Back to List Archive

Re: advantages and disadvantages of indexing via the spider

From: Bill Moseley <moseley(at)not-real.hank.org>
Date: Tue Feb 17 2004 - 13:56:16 GMT
On Mon, Feb 16, 2004 at 08:14:54AM -0800, Eric Lease Morgan wrote:
> I suppose I could use spider.pl to crawl the remote files and index 
> them. I could also use something like wget to create mirrors of the 
> files and index them that way.

Hey, that's the unix way -- specific tools for doing specific tasks.
I think creating a mirror with wget is a fine idea.  IIRC, wget can
modify paths if any of the URLs contain query parameters.  So that would
be a problem.  But if it's just static content then it should work fine.
Wget will only update modified files if you use time-stamping --
assuming the source provides the dates.

> What are the advantages and disadvantages of either approach? If I use 
> the spider, the I don't need nearly as much local disk space. If I do 
> the mirroring thing, then I have local copies and I save on network 
> bandwidth.

Ah, what's a little disk space?  What you save is indexing time.  Run the
spider in the background or from cron separately to keep the mirror up
to date and then index locally from another cron job.
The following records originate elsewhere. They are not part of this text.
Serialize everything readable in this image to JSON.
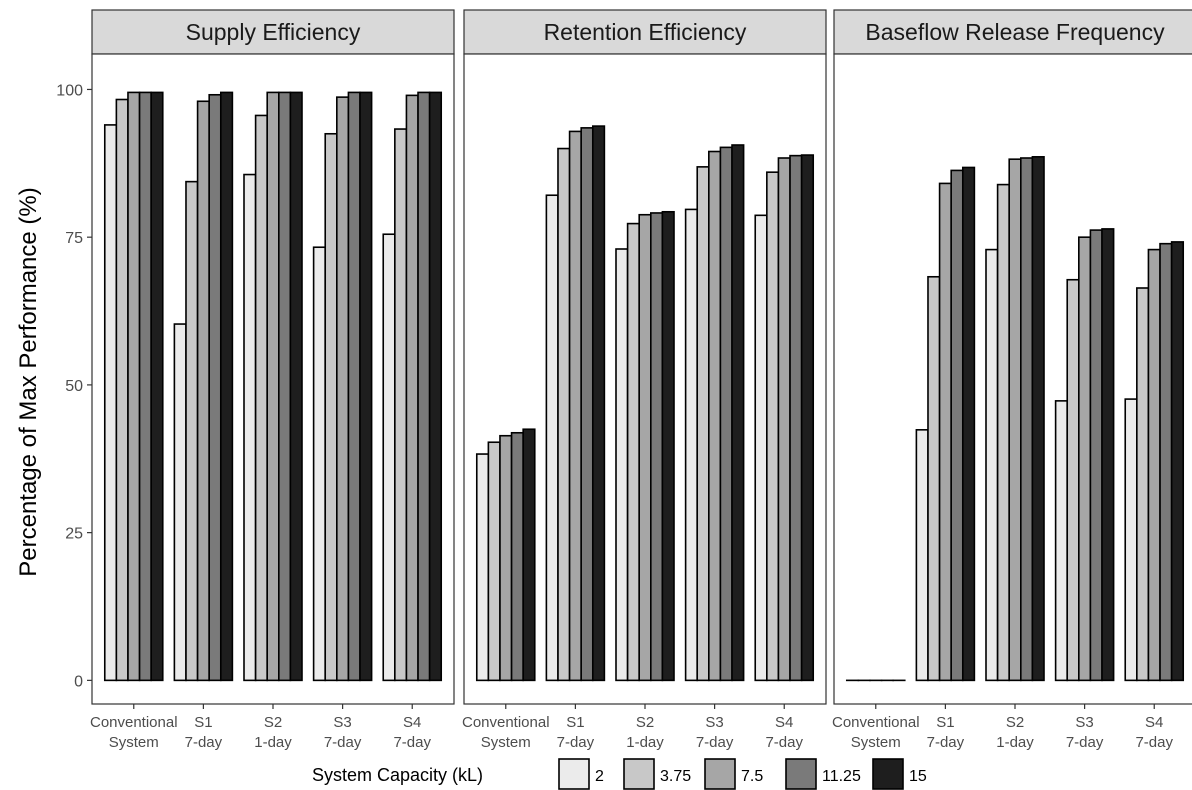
{
  "chart_data": {
    "type": "bar",
    "ylabel": "Percentage of Max Performance (%)",
    "ylim": [
      -4,
      106
    ],
    "yticks": [
      0,
      25,
      50,
      75,
      100
    ],
    "grid": false,
    "categories": [
      {
        "line1": "Conventional",
        "line2": "System"
      },
      {
        "line1": "S1",
        "line2": "7-day"
      },
      {
        "line1": "S2",
        "line2": "1-day"
      },
      {
        "line1": "S3",
        "line2": "7-day"
      },
      {
        "line1": "S4",
        "line2": "7-day"
      }
    ],
    "legend": {
      "title": "System Capacity (kL)",
      "placement": "bottom",
      "entries": [
        "2",
        "3.75",
        "7.5",
        "11.25",
        "15"
      ]
    },
    "colors": [
      "#ebebeb",
      "#c8c8c8",
      "#a6a6a6",
      "#7a7a7a",
      "#1e1e1e"
    ],
    "panels": [
      {
        "title": "Supply Efficiency",
        "series": [
          {
            "name": "2",
            "values": [
              94.0,
              60.3,
              85.6,
              73.3,
              75.5
            ]
          },
          {
            "name": "3.75",
            "values": [
              98.3,
              84.4,
              95.6,
              92.5,
              93.3
            ]
          },
          {
            "name": "7.5",
            "values": [
              99.5,
              98.0,
              99.5,
              98.7,
              99.0
            ]
          },
          {
            "name": "11.25",
            "values": [
              99.5,
              99.1,
              99.5,
              99.5,
              99.5
            ]
          },
          {
            "name": "15",
            "values": [
              99.5,
              99.5,
              99.5,
              99.5,
              99.5
            ]
          }
        ]
      },
      {
        "title": "Retention Efficiency",
        "series": [
          {
            "name": "2",
            "values": [
              38.3,
              82.1,
              73.0,
              79.7,
              78.7
            ]
          },
          {
            "name": "3.75",
            "values": [
              40.3,
              90.0,
              77.3,
              86.9,
              86.0
            ]
          },
          {
            "name": "7.5",
            "values": [
              41.4,
              92.9,
              78.8,
              89.5,
              88.4
            ]
          },
          {
            "name": "11.25",
            "values": [
              41.9,
              93.5,
              79.1,
              90.2,
              88.8
            ]
          },
          {
            "name": "15",
            "values": [
              42.5,
              93.8,
              79.3,
              90.6,
              88.9
            ]
          }
        ]
      },
      {
        "title": "Baseflow Release Frequency",
        "series": [
          {
            "name": "2",
            "values": [
              0,
              42.4,
              72.9,
              47.3,
              47.6
            ]
          },
          {
            "name": "3.75",
            "values": [
              0,
              68.3,
              83.9,
              67.8,
              66.4
            ]
          },
          {
            "name": "7.5",
            "values": [
              0,
              84.1,
              88.2,
              75.0,
              72.9
            ]
          },
          {
            "name": "11.25",
            "values": [
              0,
              86.3,
              88.4,
              76.2,
              73.9
            ]
          },
          {
            "name": "15",
            "values": [
              0,
              86.8,
              88.6,
              76.4,
              74.2
            ]
          }
        ]
      }
    ]
  }
}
spider.pl does have the advantage of it being Perl.  It can easily be
modified to do things wget can't do.  It's been on my todo list for a
while to add a caching feature to spider.pl -- maybe use BerkeleyDB to
store compressed pages and meta data like URL and modified date, 
and modify it to do HEAD requests to check the last modified date to see
if the page is up to date.  Patches welcome...

-- 
Bill Moseley
moseley@hank.org
Received on Tue Feb 17 05:56:17 2004